67. What is fasting as prescribed by Islam?

Fasting is a form of training to refrain from all wrong-doing by learning to control one's desires. It consists of giving up, for a fixed period of time, the most basic urges which human beings have, i.e. the urge to satisfy hunger, thirst and sexual desire, and devoting oneself to serving and helping others while disregarding one's own needs.

68. How is fasting done in Islam?

During the month known as Ramadaan in the Islamic calendar, every day from the start of daylight in the early morning till sunset, one must not eat or drink (or have sexual relations). You take a meal while it is still dark just before dawn breaks, and then do not eat or drink anything at all until sunset when the fast ends. During the hours of fasting, extra effort must be made to be kind, generous and helping to others, and to avoid doing anything bad or harmful to other people.

69. Does every Muslim have to fast in Ramadaan?

Every healthy adult Muslim man or woman must fast during Ramadaan. Those who happen to fall ill or be on a journey during any part of this month do not have to fast on those days and should complete the missed fasts after Ramadaan. People who are permanently unable to fast, or those whose reasons for not fasting are prolonged, such as the very old, the long­term ill, and women who are pregnant or feeding babies, etc., can give in charity instead of fasting. This charity consists, at the least, of giving a day's food to one poor person for every fast missed.

70. How does fasting enable us to give up the bad desires which lead to wrong-doing?

During the fast, a person feels the urge to have something to eat or drink, but he withstands this strongest of all desires, in obedience to God. This daily training, for a month, exercises and strengthens his ability to control bad desires in everyday life which lead to wrong-doing. This is just as physical exercise strengthens the body, and enables it to fight off illness more easily.

71. Are there any other moral benefits of fasting?

Yes. Firstly, man is drawn closer to God because when he feels hungry or thirsty during the fast it is the thought of the nearness of God which stops him from satisfying his desires. This makes him feel that God is always near at hand. Secondly, fasting teaches one to be patient and resolute in difficulties, for that is what one does during the fast. Thirdly, it makes us realize the great blessings of food and drink which are so easily available, but which we normally take for granted. Fourthly, it curbs the feelings of greed that develop in people when they have all that they need, and even more.

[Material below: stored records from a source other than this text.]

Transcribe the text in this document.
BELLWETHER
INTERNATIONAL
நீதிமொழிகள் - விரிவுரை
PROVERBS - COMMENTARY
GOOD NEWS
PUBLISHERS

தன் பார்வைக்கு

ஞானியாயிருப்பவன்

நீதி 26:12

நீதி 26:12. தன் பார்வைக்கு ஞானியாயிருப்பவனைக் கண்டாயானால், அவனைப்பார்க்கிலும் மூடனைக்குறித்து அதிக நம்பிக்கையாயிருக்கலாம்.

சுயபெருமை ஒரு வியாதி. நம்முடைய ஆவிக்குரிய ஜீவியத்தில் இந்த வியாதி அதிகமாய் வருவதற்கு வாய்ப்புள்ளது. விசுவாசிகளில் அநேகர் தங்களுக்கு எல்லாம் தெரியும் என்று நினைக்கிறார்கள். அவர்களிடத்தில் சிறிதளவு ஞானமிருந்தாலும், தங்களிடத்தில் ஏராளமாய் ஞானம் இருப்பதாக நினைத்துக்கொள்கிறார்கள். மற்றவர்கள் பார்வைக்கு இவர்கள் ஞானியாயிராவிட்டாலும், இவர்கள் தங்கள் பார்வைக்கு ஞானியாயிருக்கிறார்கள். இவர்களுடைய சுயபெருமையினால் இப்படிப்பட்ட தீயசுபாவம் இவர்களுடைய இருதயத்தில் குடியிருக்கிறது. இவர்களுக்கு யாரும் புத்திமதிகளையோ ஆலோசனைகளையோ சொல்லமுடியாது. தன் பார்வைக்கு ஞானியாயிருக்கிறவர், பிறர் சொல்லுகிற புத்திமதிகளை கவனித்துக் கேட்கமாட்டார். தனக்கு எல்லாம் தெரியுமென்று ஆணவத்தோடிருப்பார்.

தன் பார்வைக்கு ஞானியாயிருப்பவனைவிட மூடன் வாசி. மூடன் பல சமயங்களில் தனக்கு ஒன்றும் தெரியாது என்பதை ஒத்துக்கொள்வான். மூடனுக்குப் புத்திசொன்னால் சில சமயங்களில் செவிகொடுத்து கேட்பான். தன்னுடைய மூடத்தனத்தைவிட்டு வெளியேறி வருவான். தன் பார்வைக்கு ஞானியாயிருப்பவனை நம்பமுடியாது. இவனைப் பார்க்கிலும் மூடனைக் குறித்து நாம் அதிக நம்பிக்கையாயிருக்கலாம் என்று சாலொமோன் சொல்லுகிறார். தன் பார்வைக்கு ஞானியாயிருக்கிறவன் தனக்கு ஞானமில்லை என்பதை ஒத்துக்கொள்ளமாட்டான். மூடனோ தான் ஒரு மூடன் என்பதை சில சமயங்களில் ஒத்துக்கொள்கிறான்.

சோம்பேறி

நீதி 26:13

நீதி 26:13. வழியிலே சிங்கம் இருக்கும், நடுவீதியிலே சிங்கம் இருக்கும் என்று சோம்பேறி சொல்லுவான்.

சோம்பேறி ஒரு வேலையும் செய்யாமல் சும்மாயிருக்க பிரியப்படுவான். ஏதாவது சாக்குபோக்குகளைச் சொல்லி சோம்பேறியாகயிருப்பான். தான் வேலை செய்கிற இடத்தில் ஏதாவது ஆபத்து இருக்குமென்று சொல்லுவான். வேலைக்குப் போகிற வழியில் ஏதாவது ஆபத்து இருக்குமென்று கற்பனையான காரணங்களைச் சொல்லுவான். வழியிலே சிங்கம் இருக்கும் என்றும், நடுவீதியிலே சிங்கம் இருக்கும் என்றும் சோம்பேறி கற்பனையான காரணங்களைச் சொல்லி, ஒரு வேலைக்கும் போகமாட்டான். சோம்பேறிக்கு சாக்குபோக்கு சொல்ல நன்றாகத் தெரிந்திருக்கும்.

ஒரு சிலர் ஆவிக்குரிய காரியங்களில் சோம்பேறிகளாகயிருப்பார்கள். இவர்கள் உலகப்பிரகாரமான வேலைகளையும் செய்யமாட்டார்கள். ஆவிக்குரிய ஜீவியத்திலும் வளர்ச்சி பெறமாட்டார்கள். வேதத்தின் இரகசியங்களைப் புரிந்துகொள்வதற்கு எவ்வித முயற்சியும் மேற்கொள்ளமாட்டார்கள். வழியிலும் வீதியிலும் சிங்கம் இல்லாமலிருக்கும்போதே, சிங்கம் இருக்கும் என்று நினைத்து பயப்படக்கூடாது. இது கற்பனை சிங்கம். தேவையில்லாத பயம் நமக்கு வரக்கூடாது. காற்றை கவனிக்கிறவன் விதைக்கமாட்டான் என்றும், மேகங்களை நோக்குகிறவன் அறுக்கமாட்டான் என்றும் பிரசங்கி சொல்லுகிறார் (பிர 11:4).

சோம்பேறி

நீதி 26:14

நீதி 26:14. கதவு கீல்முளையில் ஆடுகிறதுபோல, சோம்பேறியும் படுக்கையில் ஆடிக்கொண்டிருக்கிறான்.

72. And what does fasting teach us about how to treat other people?

It makes us realize the suffering and the feelings of those who are deprived and destitute. A very important purpose of fasting is to learn to care about the needs of other people by being less concerned with oneself. This is why charitable acts of all kinds are especially encouraged during the month of fasting. By giving up your right to consume your own food and drink during the fast, you train yourself to be able to give up something that is rightfully yours, voluntarily and cheerfully, in order to help and serve others.